RPMs partially downloaded
There have been multiple reports of RPMs ending up in /var/lib/pulp/content/ with either 0 bytes, or partially downloaded. Looking at the 6.1 code, it is difficult to identify how that is possible.
You can see here that in pulp 2.6, an rpm does not get saved into the DB until after validation has happened, and the file has been moved into place without errors. Katello has assured us that they supply "validate: true" with each sync request, so validation should be happening.
And yet, users are seeing this happen, so we need to investigate further.
#8 Updated by ttereshc over 5 years ago
An attempt to do an audit of the code path for downloading RPMs (pulp 2.6-release, pulp_rpm 2.6-release, nectar 1.3.3-1) results in the following.
Principal suspicions so far:
- non-atomic `shutil.move` could silently collide with each other
- pre-move content validation may not notice corrupted content
- possible race condition on concurrent downloads
`shutil.move` may make the process of putting temp file into its final location non-atomic (between different FS) and thus unsafe unless proper locking is used.
Copy to the final location + concurrent downloads of the same RPM could be an issue.
Assuming that `shutil.move` can't silently fail there are few potential scenarios in which RPM file could be corrupted:
- Upstream repo A and repo B which both contain the same RPM.
- RPM from both repos is synced nearly at the same time.
- Download of RPM from repo B started before download from repo A was finished (second download started because there is no reference for RPM in DB yet).

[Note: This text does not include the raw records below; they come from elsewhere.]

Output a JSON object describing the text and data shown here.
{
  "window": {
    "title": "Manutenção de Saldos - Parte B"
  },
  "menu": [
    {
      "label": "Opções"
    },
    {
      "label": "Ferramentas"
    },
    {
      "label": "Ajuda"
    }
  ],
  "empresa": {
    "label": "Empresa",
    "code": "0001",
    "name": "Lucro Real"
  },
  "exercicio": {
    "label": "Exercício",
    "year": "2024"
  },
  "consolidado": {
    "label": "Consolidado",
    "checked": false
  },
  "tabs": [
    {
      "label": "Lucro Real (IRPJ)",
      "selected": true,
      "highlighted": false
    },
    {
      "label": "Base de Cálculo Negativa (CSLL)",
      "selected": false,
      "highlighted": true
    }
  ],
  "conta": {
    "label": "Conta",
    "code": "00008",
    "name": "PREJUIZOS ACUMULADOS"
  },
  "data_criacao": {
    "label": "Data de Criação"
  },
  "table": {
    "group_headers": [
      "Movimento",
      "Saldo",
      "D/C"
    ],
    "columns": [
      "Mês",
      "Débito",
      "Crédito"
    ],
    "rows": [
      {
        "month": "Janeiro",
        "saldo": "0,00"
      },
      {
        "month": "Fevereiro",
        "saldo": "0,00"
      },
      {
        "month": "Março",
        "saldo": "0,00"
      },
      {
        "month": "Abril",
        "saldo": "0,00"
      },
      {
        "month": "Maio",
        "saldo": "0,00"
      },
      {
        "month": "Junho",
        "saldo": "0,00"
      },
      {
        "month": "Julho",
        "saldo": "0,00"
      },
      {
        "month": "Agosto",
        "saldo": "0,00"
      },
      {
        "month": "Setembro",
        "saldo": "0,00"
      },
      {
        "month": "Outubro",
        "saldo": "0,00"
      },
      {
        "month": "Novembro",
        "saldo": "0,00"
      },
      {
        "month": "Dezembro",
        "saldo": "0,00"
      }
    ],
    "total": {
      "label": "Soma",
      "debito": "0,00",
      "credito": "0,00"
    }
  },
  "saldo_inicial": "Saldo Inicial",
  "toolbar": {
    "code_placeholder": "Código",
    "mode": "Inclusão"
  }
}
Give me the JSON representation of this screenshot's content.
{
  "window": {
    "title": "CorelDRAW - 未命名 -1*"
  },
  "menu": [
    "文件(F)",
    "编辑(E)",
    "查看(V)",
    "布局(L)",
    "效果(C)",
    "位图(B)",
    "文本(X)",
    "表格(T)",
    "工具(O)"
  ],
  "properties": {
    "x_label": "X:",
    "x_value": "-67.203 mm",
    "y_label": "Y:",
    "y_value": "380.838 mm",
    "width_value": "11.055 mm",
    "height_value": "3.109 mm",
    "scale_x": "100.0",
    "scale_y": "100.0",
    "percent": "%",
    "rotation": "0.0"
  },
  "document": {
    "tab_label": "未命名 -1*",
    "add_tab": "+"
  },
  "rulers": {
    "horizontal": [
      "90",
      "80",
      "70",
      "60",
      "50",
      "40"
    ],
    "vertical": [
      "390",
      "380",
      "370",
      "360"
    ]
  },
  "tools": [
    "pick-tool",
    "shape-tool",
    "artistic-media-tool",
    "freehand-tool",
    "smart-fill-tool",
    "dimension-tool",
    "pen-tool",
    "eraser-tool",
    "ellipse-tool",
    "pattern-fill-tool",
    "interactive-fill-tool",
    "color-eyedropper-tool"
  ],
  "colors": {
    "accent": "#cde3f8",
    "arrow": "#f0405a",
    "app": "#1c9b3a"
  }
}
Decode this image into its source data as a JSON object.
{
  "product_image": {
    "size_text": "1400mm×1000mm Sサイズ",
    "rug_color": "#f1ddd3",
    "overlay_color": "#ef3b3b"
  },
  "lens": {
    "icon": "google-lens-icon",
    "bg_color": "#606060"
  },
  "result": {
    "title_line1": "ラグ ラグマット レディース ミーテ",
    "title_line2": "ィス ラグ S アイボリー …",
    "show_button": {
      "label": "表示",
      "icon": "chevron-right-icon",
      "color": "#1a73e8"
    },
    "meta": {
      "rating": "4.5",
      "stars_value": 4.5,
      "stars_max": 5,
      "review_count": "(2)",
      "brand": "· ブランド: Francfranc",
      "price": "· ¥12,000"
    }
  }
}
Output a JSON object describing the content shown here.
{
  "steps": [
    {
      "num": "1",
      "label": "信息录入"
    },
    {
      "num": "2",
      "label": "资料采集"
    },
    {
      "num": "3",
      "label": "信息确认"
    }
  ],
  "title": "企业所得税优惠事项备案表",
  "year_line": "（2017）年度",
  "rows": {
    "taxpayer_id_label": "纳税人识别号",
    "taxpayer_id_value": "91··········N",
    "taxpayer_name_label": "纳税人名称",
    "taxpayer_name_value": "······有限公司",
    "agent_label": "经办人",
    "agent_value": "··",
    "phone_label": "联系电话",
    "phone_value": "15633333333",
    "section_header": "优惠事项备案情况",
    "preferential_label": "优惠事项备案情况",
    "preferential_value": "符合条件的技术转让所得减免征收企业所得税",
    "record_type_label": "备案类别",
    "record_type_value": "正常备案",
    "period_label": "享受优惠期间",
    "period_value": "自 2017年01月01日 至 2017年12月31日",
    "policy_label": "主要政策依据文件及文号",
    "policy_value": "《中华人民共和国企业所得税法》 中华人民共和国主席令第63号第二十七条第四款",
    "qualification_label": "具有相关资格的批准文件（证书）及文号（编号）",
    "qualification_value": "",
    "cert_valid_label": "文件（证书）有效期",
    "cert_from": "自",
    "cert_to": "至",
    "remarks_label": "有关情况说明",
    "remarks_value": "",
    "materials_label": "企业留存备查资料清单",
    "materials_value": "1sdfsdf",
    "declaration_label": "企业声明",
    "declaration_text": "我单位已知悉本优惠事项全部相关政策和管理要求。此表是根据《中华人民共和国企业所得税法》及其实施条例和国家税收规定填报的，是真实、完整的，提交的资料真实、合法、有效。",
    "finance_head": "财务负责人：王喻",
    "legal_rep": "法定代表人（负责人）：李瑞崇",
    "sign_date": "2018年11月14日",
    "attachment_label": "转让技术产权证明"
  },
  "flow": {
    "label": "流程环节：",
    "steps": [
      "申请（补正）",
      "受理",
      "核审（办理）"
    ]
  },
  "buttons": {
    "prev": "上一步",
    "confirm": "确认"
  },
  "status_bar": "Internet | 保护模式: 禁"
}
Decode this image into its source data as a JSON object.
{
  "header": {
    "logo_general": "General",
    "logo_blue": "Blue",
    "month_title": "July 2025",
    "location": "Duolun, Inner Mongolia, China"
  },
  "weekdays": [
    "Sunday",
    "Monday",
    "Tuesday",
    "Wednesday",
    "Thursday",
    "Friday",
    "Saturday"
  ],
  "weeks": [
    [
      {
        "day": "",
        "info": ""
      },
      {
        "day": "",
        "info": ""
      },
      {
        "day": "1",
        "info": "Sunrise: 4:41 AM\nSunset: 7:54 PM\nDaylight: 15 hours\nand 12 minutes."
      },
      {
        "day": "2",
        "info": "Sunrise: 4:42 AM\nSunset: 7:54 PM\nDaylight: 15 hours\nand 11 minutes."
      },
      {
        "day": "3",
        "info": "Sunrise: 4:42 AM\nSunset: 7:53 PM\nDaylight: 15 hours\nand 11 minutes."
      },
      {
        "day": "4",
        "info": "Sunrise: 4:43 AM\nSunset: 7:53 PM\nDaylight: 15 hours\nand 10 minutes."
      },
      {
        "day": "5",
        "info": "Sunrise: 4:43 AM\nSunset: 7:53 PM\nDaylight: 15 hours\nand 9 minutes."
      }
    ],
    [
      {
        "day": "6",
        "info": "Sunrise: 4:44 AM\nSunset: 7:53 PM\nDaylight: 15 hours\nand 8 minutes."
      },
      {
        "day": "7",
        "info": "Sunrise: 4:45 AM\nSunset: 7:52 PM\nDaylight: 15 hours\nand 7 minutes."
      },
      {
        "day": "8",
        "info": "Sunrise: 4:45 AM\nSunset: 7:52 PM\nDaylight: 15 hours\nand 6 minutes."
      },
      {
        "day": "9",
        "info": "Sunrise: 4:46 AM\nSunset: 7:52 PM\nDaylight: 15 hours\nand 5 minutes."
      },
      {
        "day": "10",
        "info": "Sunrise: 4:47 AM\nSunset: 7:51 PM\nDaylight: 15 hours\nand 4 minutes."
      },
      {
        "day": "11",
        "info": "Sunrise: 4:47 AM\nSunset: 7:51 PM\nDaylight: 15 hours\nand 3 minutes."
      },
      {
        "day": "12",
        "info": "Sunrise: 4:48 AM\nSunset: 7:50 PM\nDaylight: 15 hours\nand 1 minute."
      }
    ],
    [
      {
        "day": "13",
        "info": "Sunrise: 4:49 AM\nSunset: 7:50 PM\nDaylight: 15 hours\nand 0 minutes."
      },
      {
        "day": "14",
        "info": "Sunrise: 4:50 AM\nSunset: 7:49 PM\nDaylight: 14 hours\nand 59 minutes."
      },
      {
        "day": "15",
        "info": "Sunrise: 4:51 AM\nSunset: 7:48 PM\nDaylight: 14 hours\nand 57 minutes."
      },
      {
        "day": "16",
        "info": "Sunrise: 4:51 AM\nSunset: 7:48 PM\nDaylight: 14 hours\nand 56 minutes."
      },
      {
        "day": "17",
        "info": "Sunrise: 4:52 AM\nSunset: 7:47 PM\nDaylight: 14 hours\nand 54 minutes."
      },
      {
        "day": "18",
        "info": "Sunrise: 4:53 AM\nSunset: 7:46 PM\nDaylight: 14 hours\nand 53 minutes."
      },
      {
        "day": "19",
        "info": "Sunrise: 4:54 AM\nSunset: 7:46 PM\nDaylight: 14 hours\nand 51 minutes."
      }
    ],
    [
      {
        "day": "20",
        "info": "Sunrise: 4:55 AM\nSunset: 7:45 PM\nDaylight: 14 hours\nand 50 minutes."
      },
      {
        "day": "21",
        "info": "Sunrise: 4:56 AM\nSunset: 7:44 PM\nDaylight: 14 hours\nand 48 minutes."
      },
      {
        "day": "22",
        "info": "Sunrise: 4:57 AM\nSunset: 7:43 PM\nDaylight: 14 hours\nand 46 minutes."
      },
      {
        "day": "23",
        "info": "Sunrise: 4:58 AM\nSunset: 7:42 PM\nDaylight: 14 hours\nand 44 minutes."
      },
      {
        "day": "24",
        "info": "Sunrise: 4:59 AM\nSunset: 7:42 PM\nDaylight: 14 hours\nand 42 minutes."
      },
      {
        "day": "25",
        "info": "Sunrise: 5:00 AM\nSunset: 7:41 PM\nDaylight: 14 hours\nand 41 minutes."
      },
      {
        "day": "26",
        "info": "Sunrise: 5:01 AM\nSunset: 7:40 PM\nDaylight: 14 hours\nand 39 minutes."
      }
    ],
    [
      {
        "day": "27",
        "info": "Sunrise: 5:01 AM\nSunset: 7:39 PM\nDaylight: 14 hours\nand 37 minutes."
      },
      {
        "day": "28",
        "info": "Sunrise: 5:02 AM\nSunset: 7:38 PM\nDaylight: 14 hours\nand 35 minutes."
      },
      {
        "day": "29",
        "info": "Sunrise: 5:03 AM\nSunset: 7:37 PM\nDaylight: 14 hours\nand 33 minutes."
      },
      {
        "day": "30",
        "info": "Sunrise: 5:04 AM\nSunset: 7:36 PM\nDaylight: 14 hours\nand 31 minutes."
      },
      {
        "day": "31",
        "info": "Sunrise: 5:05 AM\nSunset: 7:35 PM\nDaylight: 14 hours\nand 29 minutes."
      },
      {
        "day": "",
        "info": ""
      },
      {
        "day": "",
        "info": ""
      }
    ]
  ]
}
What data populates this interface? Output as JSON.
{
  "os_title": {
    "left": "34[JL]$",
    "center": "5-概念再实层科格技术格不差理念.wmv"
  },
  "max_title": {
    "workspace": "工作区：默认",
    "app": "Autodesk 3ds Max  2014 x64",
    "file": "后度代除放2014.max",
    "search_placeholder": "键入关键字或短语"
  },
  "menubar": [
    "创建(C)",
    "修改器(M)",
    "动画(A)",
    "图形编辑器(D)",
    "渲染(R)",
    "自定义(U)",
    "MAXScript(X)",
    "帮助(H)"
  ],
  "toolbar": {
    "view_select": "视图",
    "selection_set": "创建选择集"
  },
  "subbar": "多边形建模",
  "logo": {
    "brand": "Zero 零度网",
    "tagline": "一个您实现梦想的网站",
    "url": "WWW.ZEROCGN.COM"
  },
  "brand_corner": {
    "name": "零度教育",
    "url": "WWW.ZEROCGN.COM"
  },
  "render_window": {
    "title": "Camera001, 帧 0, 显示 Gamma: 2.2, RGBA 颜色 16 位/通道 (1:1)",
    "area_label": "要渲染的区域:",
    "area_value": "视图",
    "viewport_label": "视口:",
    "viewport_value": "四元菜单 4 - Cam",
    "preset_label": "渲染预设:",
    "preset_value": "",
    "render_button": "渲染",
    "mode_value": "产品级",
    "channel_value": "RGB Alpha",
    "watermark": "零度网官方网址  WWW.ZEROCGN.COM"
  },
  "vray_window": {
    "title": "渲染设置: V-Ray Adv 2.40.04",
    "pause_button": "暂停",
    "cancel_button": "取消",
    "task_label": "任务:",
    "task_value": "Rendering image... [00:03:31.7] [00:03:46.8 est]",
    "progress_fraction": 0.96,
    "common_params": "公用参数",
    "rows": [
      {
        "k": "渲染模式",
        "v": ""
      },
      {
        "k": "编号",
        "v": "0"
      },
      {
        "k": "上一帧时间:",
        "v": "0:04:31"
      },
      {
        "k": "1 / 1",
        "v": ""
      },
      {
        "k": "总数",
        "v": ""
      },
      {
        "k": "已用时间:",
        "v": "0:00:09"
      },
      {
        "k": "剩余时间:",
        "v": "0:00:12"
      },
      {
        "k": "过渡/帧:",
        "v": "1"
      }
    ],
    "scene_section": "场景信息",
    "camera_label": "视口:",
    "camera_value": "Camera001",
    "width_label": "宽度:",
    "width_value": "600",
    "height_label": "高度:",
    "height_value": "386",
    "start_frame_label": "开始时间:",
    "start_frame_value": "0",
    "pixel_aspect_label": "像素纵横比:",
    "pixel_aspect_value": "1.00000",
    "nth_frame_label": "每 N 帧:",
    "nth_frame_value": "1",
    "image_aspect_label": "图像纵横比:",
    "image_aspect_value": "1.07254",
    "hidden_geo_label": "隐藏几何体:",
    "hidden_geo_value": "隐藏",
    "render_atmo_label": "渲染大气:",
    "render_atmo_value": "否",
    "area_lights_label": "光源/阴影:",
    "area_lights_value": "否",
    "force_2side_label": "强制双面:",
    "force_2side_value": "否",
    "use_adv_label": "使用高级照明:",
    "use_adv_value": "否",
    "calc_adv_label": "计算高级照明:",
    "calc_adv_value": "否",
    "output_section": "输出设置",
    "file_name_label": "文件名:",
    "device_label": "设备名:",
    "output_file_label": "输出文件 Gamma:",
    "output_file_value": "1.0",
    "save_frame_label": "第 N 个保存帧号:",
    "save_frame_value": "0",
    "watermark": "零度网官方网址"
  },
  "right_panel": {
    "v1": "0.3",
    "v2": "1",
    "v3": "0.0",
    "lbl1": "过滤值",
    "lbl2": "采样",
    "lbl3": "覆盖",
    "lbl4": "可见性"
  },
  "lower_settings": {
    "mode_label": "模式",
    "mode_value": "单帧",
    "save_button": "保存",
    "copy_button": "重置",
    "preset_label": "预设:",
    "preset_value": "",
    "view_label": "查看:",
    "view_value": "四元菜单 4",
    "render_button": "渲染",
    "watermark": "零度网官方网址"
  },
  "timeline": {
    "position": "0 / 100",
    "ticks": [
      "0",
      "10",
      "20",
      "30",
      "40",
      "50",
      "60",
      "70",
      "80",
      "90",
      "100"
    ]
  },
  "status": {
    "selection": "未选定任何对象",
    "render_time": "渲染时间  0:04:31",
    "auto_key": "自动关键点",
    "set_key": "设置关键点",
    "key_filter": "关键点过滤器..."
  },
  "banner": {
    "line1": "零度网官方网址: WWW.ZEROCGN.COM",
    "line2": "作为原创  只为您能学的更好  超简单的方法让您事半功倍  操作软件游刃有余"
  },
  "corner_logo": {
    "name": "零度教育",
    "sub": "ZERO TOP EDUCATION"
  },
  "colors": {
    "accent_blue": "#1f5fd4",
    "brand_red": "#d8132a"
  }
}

- Download from repo A succeeded, validation succeeded, file was moved to the final location and is not corrupted anyhow, reference to this RPM is saved into the DB.
- Download from repo B succeeded, validation succeeded, there was some problem during copy to the final location.
- Because the final location will be the same in both cases, the file could be corrupted at the end.
- One repo, two nearly concurrent downloads of the same RPM from the same repo
- First download succeeded, validation succeeded but before it was copied to the final location second download started to write into the same file in the working directory.
- Possibly corrupted file is moved to the final location and saved into the DB.
- Both scenarios seem to me to be very unlikely but in most cases RPM were partially downloaded in case of some network problems, so the probability of the race conditions is getting higher.
- How to end up with concurrent downloads of the same RPM from the same repo?
-- I do not think it is possible if there is only one feed specified for the repo. I followed the code path and all the locks look good to me.
-- So alternate content sources are under more suspicion, several queues, one for each source, are used in this case. More investigation needed.
Suggestion/workaround for both scenarios so far:
Validate file at its final location (copy file from working directory into the temp name into the final directory, then validate and atomically rename it to the final name)
Any thoughts? or issues in my logic?
#10 Updated by mhrivnak over 5 years ago
That all seems reasonable. I like the idea of validating it in the final location but with a different filename, and doing the atomic rename.
I added an association to issue #2142, which may also reveal a possible cause. That one seems to be quite reproducible with docker content. I could not reproduce that behavior with an rpm sync, but it's possible that something has changed in the yum importer since 2.6 to explain it. Maybe whatever problem is present in the docker importer used to also affect the yum importer.
#15 Updated by ttereshc about 5 years ago
Now we are doing an additional validation during copy to the final location of the file, so there will be errors during sync when files are corrupted. However, since root cause of the corrupted files is still unclear, this approach does not fix the root issue.